Sexy pictures I regret

The one I texted to a guy I had no intention of sleeping with again. I was drunk, and in the mood for someone relatively remote and distant. Some flirting, general horny chit chat, an early night with some of his personally-tailored smut and my own right hand. I got the smut, but only in exchange for a blurry, oddly-angled close-up of my fingers deep in my own vagina. The regrets come partly because I’m not 100% sure the guy will have kept it to himself, but mainly because I don’t even wank like that. It’s an inaccurate depiction of my own masturbatory habits, and thus I suspect one of the least sexy pictures I’ve ever taken.

The second one I regret wasn’t taken by me. Halfway through a particularly energetic fuck, in a position the guy clearly loved, he asked if he could take a picture of me. I said yes, and he did. Looking at the picture afterwards gave me a genuine jolt of delight. As one who generally thinks my body is wrong in all the classic ways, this pic surprised me by being a quickfire, candid, naked shot in which I actually felt I looked hot. The morning after I was walking on air: delighted at the slightly sore feeling of satisfaction after a delicious, no-strings fuck, and hugging myself in the knowledge that maybe I was sexy after all.  Four hours later I found out that he hadn’t just shown me the photo – he’d sent it to half the people in his address book.

What am I ashamed of?

When people talk about naked pictures, one of the most common go-to emotions is shame – body shame, slut shame, the shame that comes from feeling like a dirty little fucker who should have known better than to let someone see your private bits. I think I’m so used to hearing about shame when naked pictures or videos are circulated that I find it hard to calculate what my actual feelings are towards the incidents above.

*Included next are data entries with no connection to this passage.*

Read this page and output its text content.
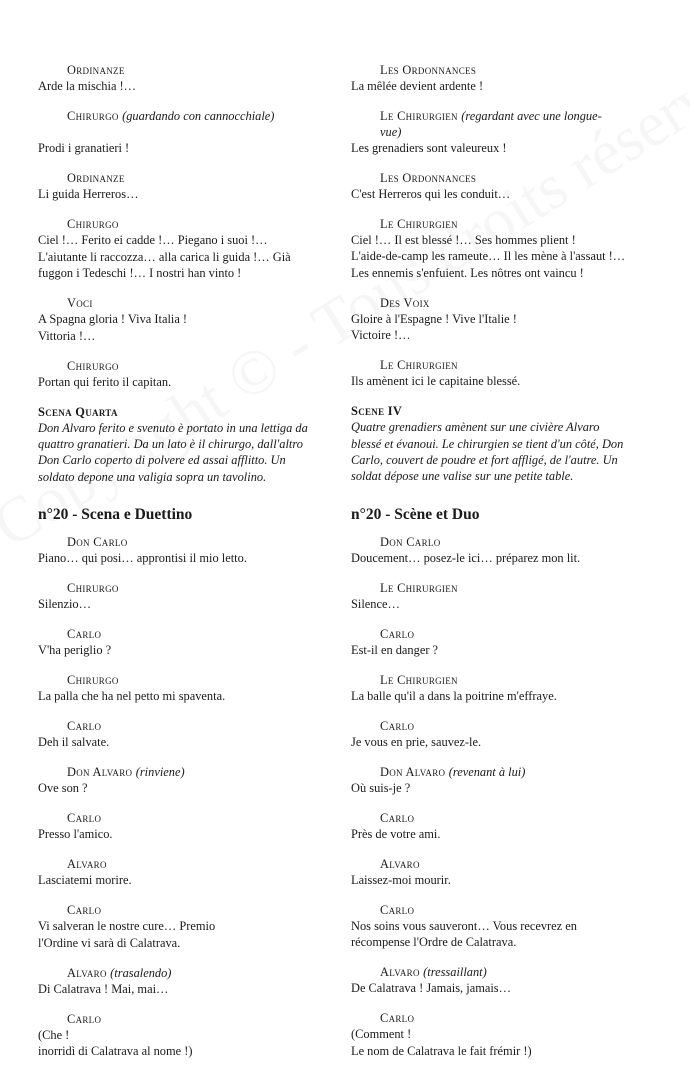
Ordinanze
Arde la mischia !…
Chirurgo (guardando con cannocchiale)

Prodi i granatieri !
Ordinanze
Li guida Herreros…
Chirurgo
Ciel !… Ferito ei cadde !… Piegano i suoi !…
L'aiutante li raccozza… alla carica li guida !… Già
fuggon i Tedeschi !… I nostri han vinto !
Voci
A Spagna gloria ! Viva Italia !
Vittoria !…
Chirurgo
Portan qui ferito il capitan.
Scena Quarta
Don Alvaro ferito e svenuto è portato in una lettiga da
quattro granatieri. Da un lato è il chirurgo, dall'altro
Don Carlo coperto di polvere ed assai afflitto. Un
soldato depone una valigia sopra un tavolino.
n°20 - Scena e Duettino
Don Carlo
Piano… qui posi… approntisi il mio letto.
Chirurgo
Silenzio…
Carlo
V'ha periglio ?
Chirurgo
La palla che ha nel petto mi spaventa.
Carlo
Deh il salvate.
Don Alvaro (rinviene)
Ove son ?
Carlo
Presso l'amico.
Alvaro
Lasciatemi morire.
Carlo
Vi salveran le nostre cure… Premio
l'Ordine vi sarà di Calatrava.
Alvaro (trasalendo)
Di Calatrava ! Mai, mai…
Carlo
(Che !
inorridì di Calatrava al nome !)
Les Ordonnances
La mêlée devient ardente !
Le Chirurgien (regardant avec une longue-
vue)
Les grenadiers sont valeureux !
Les Ordonnances
C'est Herreros qui les conduit…
Le Chirurgien
Ciel !… Il est blessé !… Ses hommes plient !
L'aide-de-camp les rameute… Il les mène à l'assaut !…
Les ennemis s'enfuient. Les nôtres ont vaincu !
Des Voix
Gloire à l'Espagne ! Vive l'Italie !
Victoire !…
Le Chirurgien
Ils amènent ici le capitaine blessé.
Scene IV
Quatre grenadiers amènent sur une civière Alvaro
blessé et évanoui. Le chirurgien se tient d'un côté, Don
Carlo, couvert de poudre et fort affligé, de l'autre. Un
soldat dépose une valise sur une petite table.
n°20 - Scène et Duo
Don Carlo
Doucement… posez-le ici… préparez mon lit.
Le Chirurgien
Silence…
Carlo
Est-il en danger ?
Le Chirurgien
La balle qu'il a dans la poitrine m'effraye.
Carlo
Je vous en prie, sauvez-le.
Don Alvaro (revenant à lui)
Où suis-je ?
Carlo
Près de votre ami.
Alvaro
Laissez-moi mourir.
Carlo
Nos soins vous sauveront… Vous recevrez en
récompense l'Ordre de Calatrava.
Alvaro (tressaillant)
De Calatrava ! Jamais, jamais…
Carlo
(Comment !
Le nom de Calatrava le fait frémir !)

Sure, I’m angry – I’m angry because trust has been broken, or might be broken, or because the significance of my rare pic-giving hasn’t been fully appreciated. There’s perhaps a pinch of self-loathing in there too. Not only am I not the greatest fan of my own body, but smartphones are not the most flattering tool with which to show it off. I’ve often been tempted to send something, but given up after spending half an hour contorting in front of a mirror to make sure that my tits are in shot, my face isn’t, and my knickers sit just right without showing a bikini line shadow or an uncomfortable bulge of hip fat.

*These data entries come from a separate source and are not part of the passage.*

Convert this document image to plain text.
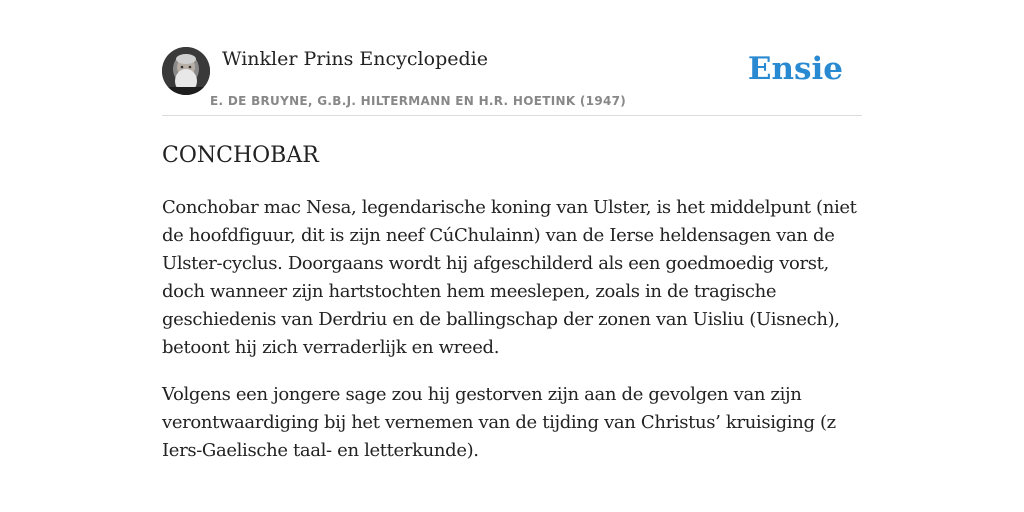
Winkler Prins Encyclopedie
E. DE BRUYNE, G.B.J. HILTERMANN EN H.R. HOETINK (1947)
Ensie
CONCHOBAR

Conchobar mac Nesa, legendarische koning van Ulster, is het middelpunt (niet de hoofdfiguur, dit is zijn neef CúChulainn) van de Ierse heldensagen van de Ulster-cyclus. Doorgaans wordt hij afgeschilderd als een goedmoedig vorst, doch wanneer zijn hartstochten hem meeslepen, zoals in de tragische geschiedenis van Derdriu en de ballingschap der zonen van Uisliu (Uisnech), betoont hij zich verraderlijk en wreed.

Volgens een jongere sage zou hij gestorven zijn aan de gevolgen van zijn verontwaardiging bij het vernemen van de tijding van Christus’ kruisiging (z Iers-Gaelische taal- en letterkunde).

Sexy pictures aren’t shameful

I’m cool with feeling these things. They are, after all, my own emotions and mistakes and neuroses. Shame, though? I don’t want to own any shame. Shame isn’t the product of the photo itself, it’s the product of the reaction. Shame – like guilt – is one of those emotions that isn’t always mine. There are many times I’ve beaten myself up about a perceived slight, or an insensitive comment, and wanted to beg forgiveness then be swallowed by the ground forever. There are many more times when I’ve felt I was in the right – that my ‘insensitive’ comment was actually a fair and frank assessment of whether someone or other was an arsehole – but I feel guilt anyway because other people are telling me to. The first kind of guilt I own, because I actually feel it, whether it’s come about by my own navel-gazing or someone else highlighting a genuine fault. The second kind is one which is applied to me even though it baffles me.

Shame is the same. I can be ashamed of that time I got so drunk I could barely walk, and phoned a close friend to tell him I was being chased home by pizza delivery guys (I wasn’t, obviously – they have more important things to do), and although I still blush to think of it, I don’t feel any worse than I realistically deserve to.

Picture shame, though? That’s applied – projected onto us. It comes about because we’re used to people reacting with horror to the idea that we have body parts and desires and (yay technology!) the ability to send them to each other over the internet. The shame applied to sexy pictures isn’t one that comes from my own beliefs about what’s right, it comes from other people’s reactions.

So when people say “what would your mother think?” or “aren’t you worried your future children will be horrified by your sex blog?” what they’re actually saying is “don’t you feel ashamed?” Perhaps my answer should be “I might, but only if you make me.”